『「縁起」が良いとか悪いとか聞きますが、「縁起」って何ですか?』

縁起といいますと、よく縁起が良いとか悪いなどと使われる事があります。

ここで使われている縁起が良い、悪いというのは、よくよく省みると自分に都合の良いものを縁起が良いといい、都合の悪いものを縁起が悪いと言っているようです。

仏教では、この私のものの見方を愚痴(ぐち)といいます。

すべのことを私中心に見て自分にとって都合の良いもの、自分にとって役立つものを良しとし、是とする。

逆に自分にとって都合の悪いもの、邪魔になるものを悪とよび、非とする。

そのような自分中心のものの見方を愚痴といいます。

しかし、「縁起」とはそのような自己中心的なわたくしの見方で語られるものではありません。

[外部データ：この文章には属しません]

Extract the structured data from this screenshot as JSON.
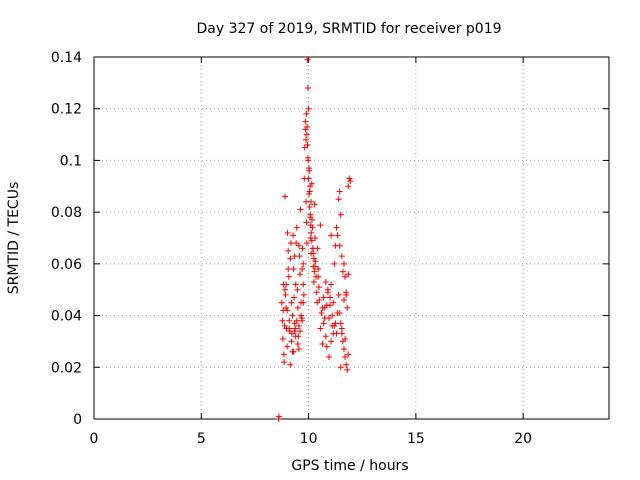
{
  "chart_data": {
    "type": "scatter",
    "title": "Day 327 of 2019, SRMTID for receiver p019",
    "xlabel": "GPS time / hours",
    "ylabel": "SRMTID / TECUs",
    "xlim": [
      0,
      24
    ],
    "ylim": [
      0,
      0.14
    ],
    "xticks": [
      0,
      5,
      10,
      15,
      20
    ],
    "xtick_labels": [
      "0",
      "5",
      "10",
      "15",
      "20"
    ],
    "yticks": [
      0,
      0.02,
      0.04,
      0.06,
      0.08,
      0.1,
      0.12,
      0.14
    ],
    "ytick_labels": [
      "0",
      "0.02",
      "0.04",
      "0.06",
      "0.08",
      "0.1",
      "0.12",
      "0.14"
    ],
    "grid": true,
    "marker": "plus",
    "color": "#ff0000",
    "series": [
      {
        "name": "p019",
        "x": [
          8.6,
          8.62,
          8.75,
          8.78,
          8.8,
          8.82,
          8.83,
          8.85,
          8.86,
          8.88,
          8.9,
          8.92,
          8.95,
          8.97,
          9.0,
          9.02,
          9.05,
          9.08,
          9.1,
          9.12,
          9.15,
          9.18,
          9.2,
          9.22,
          9.25,
          9.28,
          9.3,
          9.32,
          9.35,
          9.38,
          9.4,
          9.42,
          9.45,
          9.48,
          9.5,
          9.52,
          9.55,
          9.58,
          9.6,
          9.62,
          9.65,
          9.68,
          9.7,
          9.72,
          9.75,
          9.78,
          9.8,
          9.82,
          9.85,
          9.88,
          9.9,
          9.92,
          9.95,
          9.97,
          10.0,
          10.02,
          10.05,
          10.08,
          10.1,
          10.12,
          10.15,
          10.18,
          10.2,
          10.22,
          10.25,
          10.28,
          10.3,
          10.32,
          10.35,
          10.38,
          10.4,
          10.42,
          10.45,
          10.48,
          10.5,
          10.55,
          10.6,
          10.65,
          10.7,
          10.75,
          10.8,
          10.85,
          10.9,
          10.95,
          11.0,
          11.05,
          11.1,
          11.15,
          11.2,
          11.25,
          11.3,
          11.35,
          11.4,
          11.45,
          11.5,
          11.55,
          11.6,
          11.65,
          11.7,
          11.75,
          11.8,
          11.85,
          11.9,
          11.95,
          9.85,
          9.9,
          9.92,
          9.95,
          9.98,
          10.0,
          10.02,
          10.05,
          10.08,
          10.1,
          10.12,
          10.15,
          10.2,
          10.25,
          10.3,
          9.88,
          9.93,
          9.97,
          10.03,
          10.07,
          10.11,
          10.16,
          10.22,
          10.27,
          11.4,
          11.45,
          11.5,
          11.55,
          11.6,
          11.65,
          11.7,
          11.75,
          11.8,
          11.85,
          8.9,
          9.0,
          9.1,
          9.2,
          9.3,
          9.4,
          9.5,
          9.6,
          9.7,
          10.6,
          10.7,
          10.8,
          10.9,
          11.0,
          11.1,
          11.2,
          11.3,
          11.5,
          11.7,
          9.15,
          9.25,
          9.35,
          9.45,
          9.55,
          9.65,
          9.75,
          10.65,
          10.75,
          10.85,
          10.95,
          11.05,
          11.15,
          11.25,
          11.35,
          11.55,
          11.65,
          11.75,
          8.95,
          9.05,
          9.35,
          9.55,
          9.75,
          10.45,
          10.55,
          11.05,
          11.45,
          11.85
        ],
        "y": [
          0.0,
          0.001,
          0.045,
          0.038,
          0.031,
          0.042,
          0.052,
          0.025,
          0.022,
          0.036,
          0.086,
          0.048,
          0.043,
          0.035,
          0.028,
          0.072,
          0.065,
          0.055,
          0.038,
          0.034,
          0.062,
          0.068,
          0.045,
          0.033,
          0.04,
          0.071,
          0.058,
          0.047,
          0.037,
          0.035,
          0.052,
          0.068,
          0.074,
          0.05,
          0.043,
          0.032,
          0.027,
          0.063,
          0.056,
          0.081,
          0.045,
          0.039,
          0.058,
          0.066,
          0.052,
          0.048,
          0.093,
          0.105,
          0.112,
          0.084,
          0.076,
          0.068,
          0.139,
          0.128,
          0.12,
          0.097,
          0.088,
          0.078,
          0.07,
          0.064,
          0.091,
          0.074,
          0.066,
          0.059,
          0.053,
          0.083,
          0.07,
          0.061,
          0.055,
          0.049,
          0.045,
          0.066,
          0.058,
          0.051,
          0.046,
          0.035,
          0.041,
          0.029,
          0.037,
          0.043,
          0.032,
          0.044,
          0.05,
          0.039,
          0.047,
          0.052,
          0.036,
          0.045,
          0.06,
          0.067,
          0.074,
          0.071,
          0.085,
          0.088,
          0.079,
          0.063,
          0.057,
          0.06,
          0.055,
          0.048,
          0.043,
          0.056,
          0.093,
          0.092,
          0.115,
          0.118,
          0.11,
          0.106,
          0.1,
          0.093,
          0.087,
          0.082,
          0.079,
          0.075,
          0.072,
          0.069,
          0.066,
          0.062,
          0.059,
          0.108,
          0.113,
          0.101,
          0.096,
          0.09,
          0.084,
          0.077,
          0.064,
          0.057,
          0.048,
          0.041,
          0.037,
          0.033,
          0.03,
          0.027,
          0.024,
          0.021,
          0.019,
          0.025,
          0.05,
          0.042,
          0.035,
          0.03,
          0.026,
          0.032,
          0.029,
          0.034,
          0.038,
          0.041,
          0.047,
          0.053,
          0.049,
          0.044,
          0.04,
          0.036,
          0.033,
          0.02,
          0.031,
          0.021,
          0.026,
          0.034,
          0.038,
          0.036,
          0.04,
          0.045,
          0.043,
          0.039,
          0.028,
          0.024,
          0.03,
          0.033,
          0.037,
          0.041,
          0.035,
          0.046,
          0.049,
          0.052,
          0.058,
          0.063,
          0.067,
          0.06,
          0.055,
          0.075,
          0.071,
          0.067,
          0.09
        ]
      }
    ]
  }
}
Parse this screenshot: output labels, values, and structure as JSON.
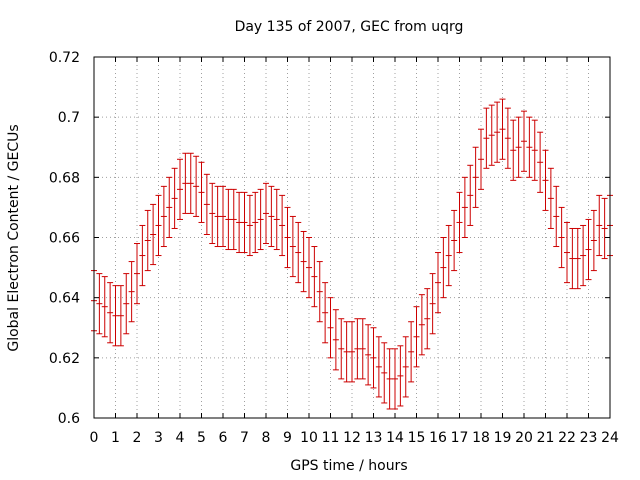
{
  "chart_data": {
    "type": "scatter",
    "title": "Day 135 of 2007, GEC from uqrg",
    "xlabel": "GPS time / hours",
    "ylabel": "Global Electron Content / GECUs",
    "xlim": [
      0,
      24
    ],
    "ylim": [
      0.6,
      0.72
    ],
    "xticks": [
      "0",
      "1",
      "2",
      "3",
      "4",
      "5",
      "6",
      "7",
      "8",
      "9",
      "10",
      "11",
      "12",
      "13",
      "14",
      "15",
      "16",
      "17",
      "18",
      "19",
      "20",
      "21",
      "22",
      "23",
      "24"
    ],
    "yticks": [
      "0.6",
      "0.62",
      "0.64",
      "0.66",
      "0.68",
      "0.7",
      "0.72"
    ],
    "grid": true,
    "colors": {
      "series": "#cc0000",
      "grid": "#a0a0a0",
      "axis": "#000000"
    },
    "series": [
      {
        "error_bar": 0.01,
        "points": [
          [
            0.0,
            0.639
          ],
          [
            0.25,
            0.638
          ],
          [
            0.5,
            0.637
          ],
          [
            0.75,
            0.635
          ],
          [
            1.0,
            0.634
          ],
          [
            1.25,
            0.634
          ],
          [
            1.5,
            0.638
          ],
          [
            1.75,
            0.642
          ],
          [
            2.0,
            0.648
          ],
          [
            2.25,
            0.654
          ],
          [
            2.5,
            0.659
          ],
          [
            2.75,
            0.661
          ],
          [
            3.0,
            0.664
          ],
          [
            3.25,
            0.667
          ],
          [
            3.5,
            0.67
          ],
          [
            3.75,
            0.673
          ],
          [
            4.0,
            0.676
          ],
          [
            4.25,
            0.678
          ],
          [
            4.5,
            0.678
          ],
          [
            4.75,
            0.677
          ],
          [
            5.0,
            0.675
          ],
          [
            5.25,
            0.671
          ],
          [
            5.5,
            0.668
          ],
          [
            5.75,
            0.667
          ],
          [
            6.0,
            0.667
          ],
          [
            6.25,
            0.666
          ],
          [
            6.5,
            0.666
          ],
          [
            6.75,
            0.665
          ],
          [
            7.0,
            0.665
          ],
          [
            7.25,
            0.664
          ],
          [
            7.5,
            0.665
          ],
          [
            7.75,
            0.666
          ],
          [
            8.0,
            0.668
          ],
          [
            8.25,
            0.667
          ],
          [
            8.5,
            0.666
          ],
          [
            8.75,
            0.664
          ],
          [
            9.0,
            0.66
          ],
          [
            9.25,
            0.657
          ],
          [
            9.5,
            0.655
          ],
          [
            9.75,
            0.652
          ],
          [
            10.0,
            0.65
          ],
          [
            10.25,
            0.647
          ],
          [
            10.5,
            0.642
          ],
          [
            10.75,
            0.635
          ],
          [
            11.0,
            0.63
          ],
          [
            11.25,
            0.626
          ],
          [
            11.5,
            0.623
          ],
          [
            11.75,
            0.622
          ],
          [
            12.0,
            0.622
          ],
          [
            12.25,
            0.623
          ],
          [
            12.5,
            0.623
          ],
          [
            12.75,
            0.621
          ],
          [
            13.0,
            0.62
          ],
          [
            13.25,
            0.617
          ],
          [
            13.5,
            0.615
          ],
          [
            13.75,
            0.613
          ],
          [
            14.0,
            0.613
          ],
          [
            14.25,
            0.614
          ],
          [
            14.5,
            0.617
          ],
          [
            14.75,
            0.622
          ],
          [
            15.0,
            0.627
          ],
          [
            15.25,
            0.631
          ],
          [
            15.5,
            0.633
          ],
          [
            15.75,
            0.638
          ],
          [
            16.0,
            0.645
          ],
          [
            16.25,
            0.65
          ],
          [
            16.5,
            0.654
          ],
          [
            16.75,
            0.659
          ],
          [
            17.0,
            0.665
          ],
          [
            17.25,
            0.67
          ],
          [
            17.5,
            0.674
          ],
          [
            17.75,
            0.68
          ],
          [
            18.0,
            0.686
          ],
          [
            18.25,
            0.693
          ],
          [
            18.5,
            0.694
          ],
          [
            18.75,
            0.695
          ],
          [
            19.0,
            0.696
          ],
          [
            19.25,
            0.693
          ],
          [
            19.5,
            0.689
          ],
          [
            19.75,
            0.69
          ],
          [
            20.0,
            0.692
          ],
          [
            20.25,
            0.69
          ],
          [
            20.5,
            0.689
          ],
          [
            20.75,
            0.685
          ],
          [
            21.0,
            0.679
          ],
          [
            21.25,
            0.673
          ],
          [
            21.5,
            0.667
          ],
          [
            21.75,
            0.66
          ],
          [
            22.0,
            0.655
          ],
          [
            22.25,
            0.653
          ],
          [
            22.5,
            0.653
          ],
          [
            22.75,
            0.654
          ],
          [
            23.0,
            0.656
          ],
          [
            23.25,
            0.659
          ],
          [
            23.5,
            0.664
          ],
          [
            23.75,
            0.663
          ],
          [
            24.0,
            0.664
          ]
        ]
      }
    ]
  }
}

ただ今の私のいのちという立場に立って、私を私とたらしめている数限りないはたらきを自覚的にいただけるものが縁起の世界であります。

またそれをご縁と言ったり、ご恩と言ったりもします。

ですから、ご縁はそれがわたくしにとって都合が良かろうが悪かろうが選ぶことはできません。

むしろ、自分の都合でしか見ることの出来ないわたくしにとっては、都合の良かった事も、悪かった事も、すべてが今のわたくしとなっております、といただけるのが縁起という事でありましょう。

慌ただしい日常の中で普段は忘れがちなことではありますが、時には立ち止り、今、生かされて生きているいのちの不思議をおもい、私の都合の善し悪しに関係なく、共に一瞬一瞬のかけがえのない大切なご縁によって成り立っているいのちであると、いただいていきたいものです。